Dengan harga lem perkalengnya Rp. 1500,00 berarti dalam satu harinya 
mereka telah menghabiskan uang Rp. 30.000,00 hanya untuk sebuah lem. 
Alasan yang mereka ungkapkan bermacam-macam ada yang untuk menahan lapar
 dan adapula yang hanya mengikuti teman-temannya.
Aneh, memang terdengar aneh alasan yang 
mereka ungkapkan, namun mengapa sebuah lem dapat membuat mereka sangat 
ketagihan? untuk menjawab pertanyaan diatas mari kita lihat apa saja 
yang terkandung dari lem tersebut dan apa dampaknya. Lem yang sering 
digunakan untuk merekatkan sol-sol sepatu ini ternyata memiliki suatu 
zat halusinogen yang dapat menyebabkan si penghirupnya berhalusinasi 
(Esti, 2009). Selain itu uapnya bersifat iritan. Mengiriitasi mukosa 
saluran napas hingga melukai saluran pernapasan sehingga terjadi 
keram di otot pernafasan, dan akibat dari keram pernafasan ini adalah 
kematian secara mendadak. Uap dari lem ini juga bersifat adiktif bagi 
penghirupnya, dan jika dihirup dalam jangka waktu yang lama dapat 
menyebabkan kerusakan otak. Ciri-ciri anak yang habis menghirup lem ini 
adalah daya respon yang agak lambat (lemot).

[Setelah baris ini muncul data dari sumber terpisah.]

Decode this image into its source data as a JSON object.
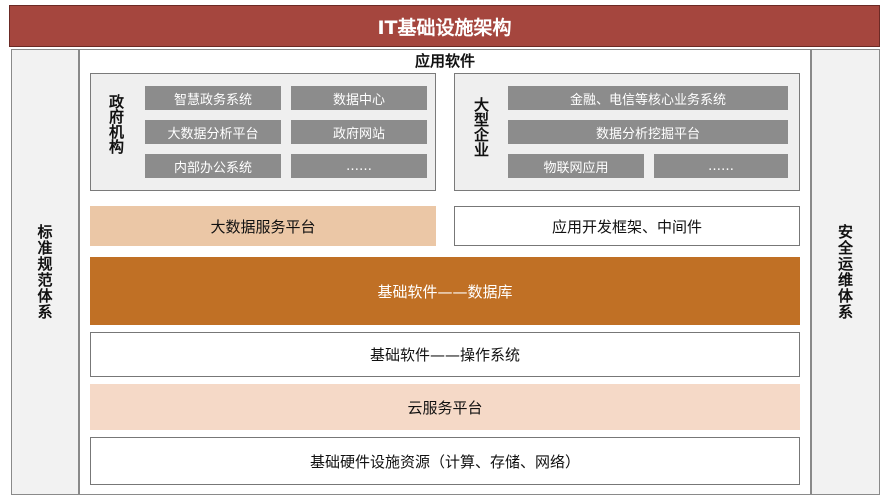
{
  "title": "IT基础设施架构",
  "left_side": "标准规范体系",
  "right_side": "安全运维体系",
  "application_software": {
    "title": "应用软件",
    "government": {
      "label": "政府机构",
      "items": [
        "智慧政务系统",
        "数据中心",
        "大数据分析平台",
        "政府网站",
        "内部办公系统",
        "……"
      ]
    },
    "enterprise": {
      "label": "大型企业",
      "items": [
        "金融、电信等核心业务系统",
        "数据分析挖掘平台",
        "物联网应用",
        "……"
      ]
    }
  },
  "layers": {
    "big_data_platform": "大数据服务平台",
    "app_framework": "应用开发框架、中间件",
    "database": "基础软件——数据库",
    "os": "基础软件——操作系统",
    "cloud": "云服务平台",
    "hardware": "基础硬件设施资源（计算、存储、网络）"
  },
  "colors": {
    "title_bar": "#a5463e",
    "database_layer": "#c07025",
    "peach_layer": "#ebc7a6",
    "cloud_layer": "#f5d9c7",
    "chip": "#8c8c8c"
  }
}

Melihat hal yang seperti itu akhirnya 
timbul pertanyaan, bagaimana respon PEMDA setempat, namun ternyata belum
 ada respon yang berarti dari pemerintahan setempat. Razia-razia lem 
yang dilakukan para polisi itu bukannya membuat mereka jera tapi malah 
semakin membuat mereka benci pada polisi dan berbohong agar mereka tidak
 ditangkap. Sungguh memprihatinkan. Melihat keadaan tersebut dan 
kenyataan bahwa mereka suka ngelem akhirnya terpikir bahwa jika mereka 
tidak punya uang maka mereka mungkin tidak akan ngelem. Akhirnya timbul 
sebuah pemikiran bahwa pemberian uang ke anak-anak jalanan itu tidak 
disarankan, mereka lebih baik memberi uang-uang itu langsung pada LSM 
terkait atau rumah-rumah belajar terkait. Setiap masuk atau keluarnya 
uang hanya pengurusnya yang mengatur, mereka diberi makan dan pengajaran
 pendidikan formal dan pengajaran soft skill mereka. Mereka diajarkan 
untuk membuat keterampilan tangan yang selanjutnya akan dijual di 
pasar-pasar atau mereka berwirausaha sendiri namun  tidak diperkenankan 
memegang uang sendiri. Pengontrolan akan semua hal ini tentu saja harus 
dilakukan dengan sangat ketat dan memerlukan orang-orang hanif untuk 
melakukannya dan pastinya memerlukan waktu yang lama untuk 
merealisasikannya.
Upaya yang dapat dilakukan dalam jangka 
pendeknya adalah pengontrolan secara berkala dan ketat dan penyitaan 
lem-lem yang mereka beli. Penyuluhan tentang bahaya ngelem dan 
pengajaran agama pun dapat dilakukan. Pemberian hukuman juga dapat 
dilakukan jika mereka tidak menurut, karena hal ini harus ditindak 
tegas, mereka adalah generasi penerus, mereka adalah asset Negara, maka 
sudah selayaknya mereka dibina dan sesuai pasal 34 tadi seharusnya 
mereka dipelihara oleh Negara, diberi pendidikan yang layak, diberi 
kenyamanan sebagai warna Negara Indonesia. Hal lain yang mungkin dapat 
dilakukan adalah penuntutan hak terhadap PEMDA terkait, atau bantuan 
sukarelawan yang sungguh-sungguh.
Sekian yang dapat diunggkapkan, semoga 
Allah membalas dengan adil apa-apa yang telah dikerjakan untuk 
memperjuangkan hal ini. Maaf jika ada kata-kata yang kurang berkenan, 
dan tulisan ini di dedikasikan untuk seluruh pengurus Rumah Belajar 
Sahaja Ciroyom, semoga Allah memberika yang terbaik. Amin.